Court Opinion

ID: 9575860
Source: CourtListenerOpinion
Date Created: 2023-08-21 21:18:02.959481+00
Date Added: 2024-06-11T12:48:11.569119
License: Public Domain

Wilkie, J.
(dissenting in part). I concur with the majority opinion that sec. 63.10, Stats., required a hearing as a matter of right on this suspension and that the rule of the Milwaukee County Civil Service Commission to the contrary is invalid. A suspension with its attendant loss of pay to the employee and black mark on his personnel record can be almost as serious (especially if repeated) to the employee as removal or discharge.

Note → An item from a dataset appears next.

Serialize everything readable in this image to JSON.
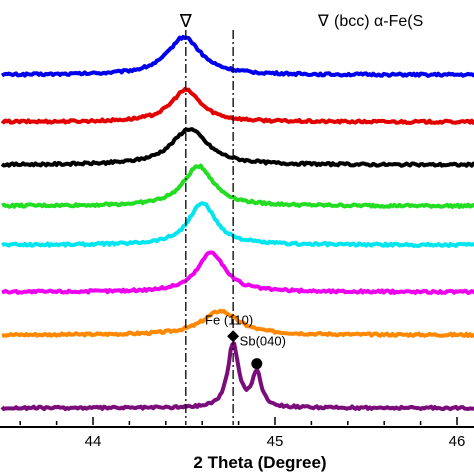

There is just as much reason for affording an employee a hearing on charges leading to suspension as on charges leading to removal or discharge.

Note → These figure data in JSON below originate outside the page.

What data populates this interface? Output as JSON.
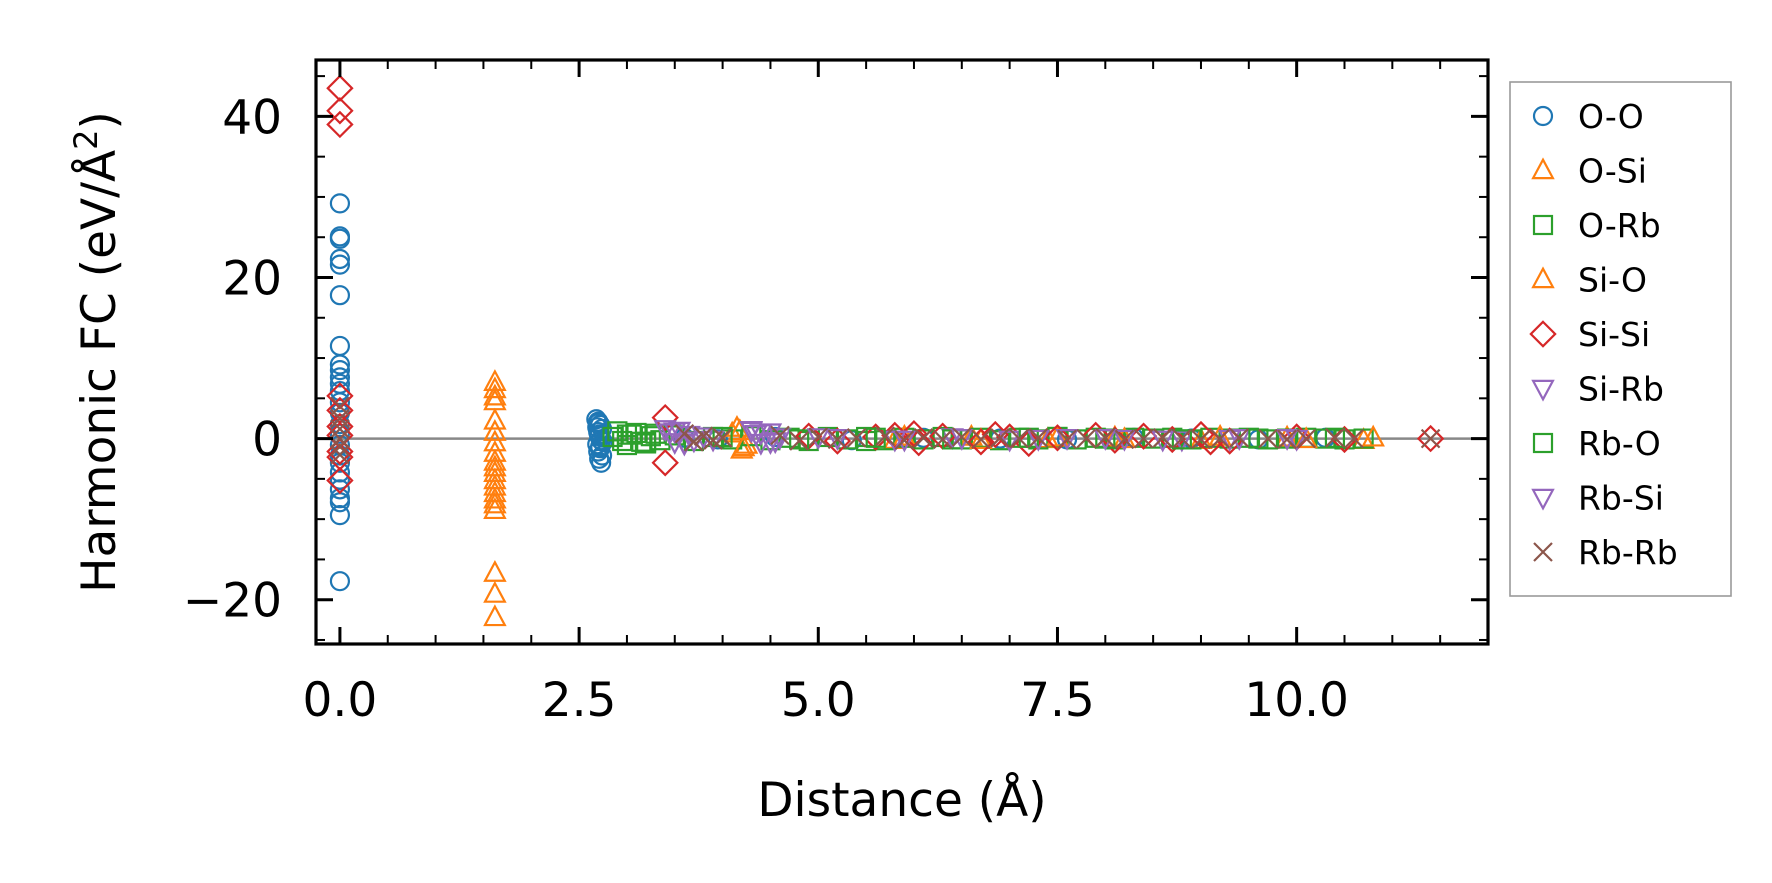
{
  "chart_data": {
    "type": "scatter",
    "title": "",
    "xlabel": "Distance (Å)",
    "ylabel_main": "Harmonic FC (eV/Å",
    "ylabel_sup": "2",
    "ylabel_close": ")",
    "xlim": [
      -0.25,
      12.0
    ],
    "ylim": [
      -25.5,
      47.0
    ],
    "xticks": [
      0.0,
      2.5,
      5.0,
      7.5,
      10.0
    ],
    "xtick_labels": [
      "0.0",
      "2.5",
      "5.0",
      "7.5",
      "10.0"
    ],
    "yticks": [
      -20,
      0,
      20,
      40
    ],
    "ytick_labels": [
      "−20",
      "0",
      "20",
      "40"
    ],
    "xminor_step": 0.5,
    "yminor_step": 5,
    "zero_line": 0,
    "legend_position": "outside-right",
    "series": [
      {
        "name": "O-O",
        "marker": "circle",
        "color": "#1f77b4",
        "x": [
          0,
          0,
          0,
          0,
          0,
          0,
          0,
          0,
          0,
          0,
          0,
          0,
          0,
          0,
          0,
          0,
          0,
          0,
          0,
          0,
          0,
          0,
          0,
          0,
          0,
          0,
          2.68,
          2.7,
          2.72,
          2.74,
          2.7,
          2.71,
          2.73,
          2.69,
          2.72,
          2.7,
          2.74,
          2.71,
          2.73,
          2.7,
          2.72,
          2.71,
          2.75,
          2.69,
          3.6,
          3.95,
          4.55,
          5.35,
          6.1,
          6.9,
          7.6,
          8.3,
          8.9,
          9.6,
          10.3
        ],
        "y": [
          29.2,
          25.1,
          24.8,
          22.3,
          21.6,
          17.8,
          11.5,
          9.2,
          8.5,
          7.6,
          6.8,
          5.9,
          4.5,
          3.2,
          1.8,
          0.6,
          -0.8,
          -2.1,
          -3.0,
          -4.2,
          -5.1,
          -6.3,
          -7.4,
          -7.9,
          -9.5,
          -17.7,
          2.4,
          2.1,
          1.7,
          1.2,
          0.8,
          0.3,
          -0.2,
          -0.7,
          -1.2,
          -1.6,
          -2.1,
          -2.5,
          -3.0,
          1.9,
          -1.0,
          0.5,
          -0.4,
          1.4,
          0.1,
          -0.1,
          0.2,
          -0.2,
          0.1,
          0.0,
          -0.1,
          0.1,
          0.0,
          -0.1,
          0.1
        ]
      },
      {
        "name": "O-Si",
        "marker": "triangle-up",
        "color": "#ff7f0e",
        "x": [
          1.62,
          1.62,
          1.62,
          1.62,
          1.62,
          1.62,
          1.62,
          1.62,
          1.62,
          1.62,
          1.62,
          1.62,
          1.62,
          1.62,
          1.62,
          1.62,
          1.62,
          1.62,
          1.62,
          1.62,
          4.15,
          4.2,
          4.1,
          4.25,
          5.8,
          6.6,
          7.4,
          8.1,
          9.0,
          9.9,
          10.7
        ],
        "y": [
          7.0,
          6.1,
          5.2,
          4.6,
          2.2,
          0.8,
          -0.5,
          -1.8,
          -2.9,
          -3.6,
          -4.3,
          -5.2,
          -6.0,
          -6.8,
          -7.6,
          -8.2,
          -8.9,
          -16.7,
          -19.3,
          -22.2,
          1.3,
          -1.4,
          0.6,
          -0.8,
          -0.2,
          0.2,
          -0.1,
          0.1,
          -0.2,
          0.1,
          -0.2
        ]
      },
      {
        "name": "O-Rb",
        "marker": "square",
        "color": "#2ca02c",
        "x": [
          2.85,
          2.95,
          3.05,
          3.15,
          3.25,
          3.35,
          3.5,
          3.7,
          3.9,
          4.1,
          4.3,
          4.5,
          4.7,
          4.9,
          5.1,
          5.3,
          5.5,
          5.7,
          5.9,
          6.1,
          6.3,
          6.5,
          6.7,
          6.9,
          7.1,
          7.3,
          7.5,
          7.7,
          7.9,
          8.1,
          8.3,
          8.5,
          8.7,
          8.9,
          9.1,
          9.3,
          9.5,
          9.7,
          9.9,
          10.1,
          10.3,
          10.5,
          10.7,
          2.9,
          3.0,
          3.1,
          3.2,
          3.3,
          5.5,
          7.5
        ],
        "y": [
          0.2,
          -0.3,
          0.5,
          -0.4,
          0.3,
          -0.2,
          0.4,
          -0.3,
          0.2,
          -0.1,
          0.3,
          -0.2,
          0.1,
          -0.3,
          0.2,
          -0.1,
          0.2,
          -0.2,
          0.1,
          -0.1,
          0.2,
          -0.1,
          0.1,
          -0.2,
          0.1,
          -0.1,
          0.2,
          -0.1,
          0.1,
          -0.1,
          0.1,
          0.0,
          0.1,
          -0.1,
          0.1,
          0.0,
          0.1,
          -0.1,
          0.0,
          0.1,
          0.0,
          -0.1,
          0.0,
          0.9,
          -0.8,
          0.7,
          -0.6,
          0.6,
          -0.3,
          0.2
        ]
      },
      {
        "name": "Si-O",
        "marker": "triangle-up",
        "color": "#ff7f0e",
        "x": [
          4.18,
          4.22,
          5.9,
          6.7,
          7.5,
          8.2,
          9.2,
          10.1,
          10.8
        ],
        "y": [
          0.9,
          -1.1,
          0.2,
          -0.2,
          0.1,
          -0.1,
          0.2,
          -0.1,
          0.1
        ]
      },
      {
        "name": "Si-Si",
        "marker": "diamond",
        "color": "#d62728",
        "x": [
          0,
          0,
          0,
          0,
          0,
          0,
          0,
          0,
          0,
          0,
          3.4,
          3.4,
          4.9,
          5.2,
          5.6,
          5.8,
          6.0,
          6.05,
          6.3,
          6.7,
          6.85,
          7.0,
          7.2,
          7.5,
          7.9,
          8.1,
          8.4,
          8.7,
          9.0,
          9.1,
          9.3,
          10.0,
          10.5,
          11.4
        ],
        "y": [
          43.5,
          40.7,
          39.0,
          5.3,
          3.5,
          1.5,
          0.4,
          -1.6,
          -2.3,
          -5.2,
          2.6,
          -3.0,
          0.3,
          -0.3,
          0.2,
          0.4,
          0.6,
          -0.5,
          0.3,
          -0.4,
          0.5,
          0.2,
          -0.6,
          0.1,
          0.4,
          -0.2,
          0.3,
          -0.1,
          0.5,
          -0.4,
          -0.3,
          0.2,
          -0.1,
          0.0
        ]
      },
      {
        "name": "Si-Rb",
        "marker": "triangle-down",
        "color": "#9467bd",
        "x": [
          3.4,
          3.45,
          3.5,
          3.55,
          3.6,
          3.65,
          3.7,
          3.8,
          3.9,
          4.3,
          4.35,
          4.4,
          4.5,
          4.55,
          4.6,
          5.2,
          5.8,
          6.4,
          7.0,
          7.6,
          8.2,
          8.8,
          9.4,
          10.0
        ],
        "y": [
          1.2,
          0.8,
          -0.4,
          1.0,
          -0.6,
          0.5,
          -0.2,
          0.3,
          -0.1,
          1.0,
          0.6,
          -0.5,
          0.8,
          -0.3,
          0.2,
          0.1,
          -0.1,
          0.2,
          -0.1,
          0.1,
          0.0,
          -0.1,
          0.1,
          0.0
        ]
      },
      {
        "name": "Rb-O",
        "marker": "square",
        "color": "#2ca02c",
        "x": [
          3.0,
          3.2,
          4.0,
          4.8,
          5.6,
          6.4,
          7.2,
          8.0,
          8.8,
          9.6,
          10.4
        ],
        "y": [
          0.5,
          -0.4,
          0.2,
          -0.1,
          0.1,
          -0.1,
          0.1,
          0.0,
          -0.1,
          0.0,
          0.1
        ]
      },
      {
        "name": "Rb-Si",
        "marker": "triangle-down",
        "color": "#9467bd",
        "x": [
          3.5,
          3.6,
          4.3,
          4.4,
          4.5,
          5.0,
          5.9,
          6.5,
          7.3,
          8.0,
          8.6,
          9.3,
          9.9
        ],
        "y": [
          0.9,
          -0.5,
          1.1,
          0.7,
          -0.4,
          0.2,
          -0.1,
          0.1,
          0.0,
          0.1,
          -0.1,
          0.0,
          0.1
        ]
      },
      {
        "name": "Rb-Rb",
        "marker": "x",
        "color": "#8c564b",
        "x": [
          0,
          0,
          0,
          0,
          0,
          0,
          3.6,
          3.7,
          3.8,
          3.9,
          4.0,
          4.6,
          4.8,
          5.0,
          5.2,
          5.4,
          5.7,
          5.9,
          6.1,
          6.3,
          6.5,
          6.7,
          6.9,
          7.1,
          7.3,
          7.6,
          7.8,
          8.0,
          8.2,
          8.4,
          8.6,
          8.8,
          9.0,
          9.2,
          9.4,
          9.7,
          9.9,
          10.1,
          10.4,
          10.6,
          11.4
        ],
        "y": [
          4.0,
          2.5,
          1.2,
          0.0,
          -1.0,
          -2.0,
          0.6,
          -0.4,
          0.3,
          -0.2,
          0.1,
          0.4,
          -0.3,
          0.2,
          -0.1,
          0.1,
          0.3,
          -0.2,
          0.1,
          -0.1,
          0.2,
          -0.1,
          0.1,
          0.0,
          0.1,
          -0.1,
          0.0,
          0.1,
          -0.1,
          0.0,
          0.1,
          0.0,
          -0.1,
          0.0,
          0.1,
          0.0,
          -0.1,
          0.0,
          0.1,
          0.0,
          0.0
        ]
      }
    ]
  }
}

I cannot concur with that part of the opinion remanding the matter to the circuit court with directions that an order be entered directing the commission to hold a hearing. In my opinion the commission has failed to order a hearing to be held “within three weeks” after the filing of the charge. If there was a breach of the statute, as there was, in the commission’s failure to order a hearing on the suspension charge, it was just as much a breach not to hold the hearing within the time prescribed by the statute. It would not be “fair play” to expect the employee, over a year and a half after the alleged offense to now present his case at a hearing that should have been held within twenty-one days of the charge. State ex rel. Ball v. McPhee (1959), 6 Wis. (2d) 190, 199, 94 N. W. (2d) 711. I would therefore reverse the judgment and remand the cause to the circuit court with instructions to enter an order directing the commission to set aside the suspension and reimburse the employee for any pay loss that he has suffered as a result of the illegal suspension.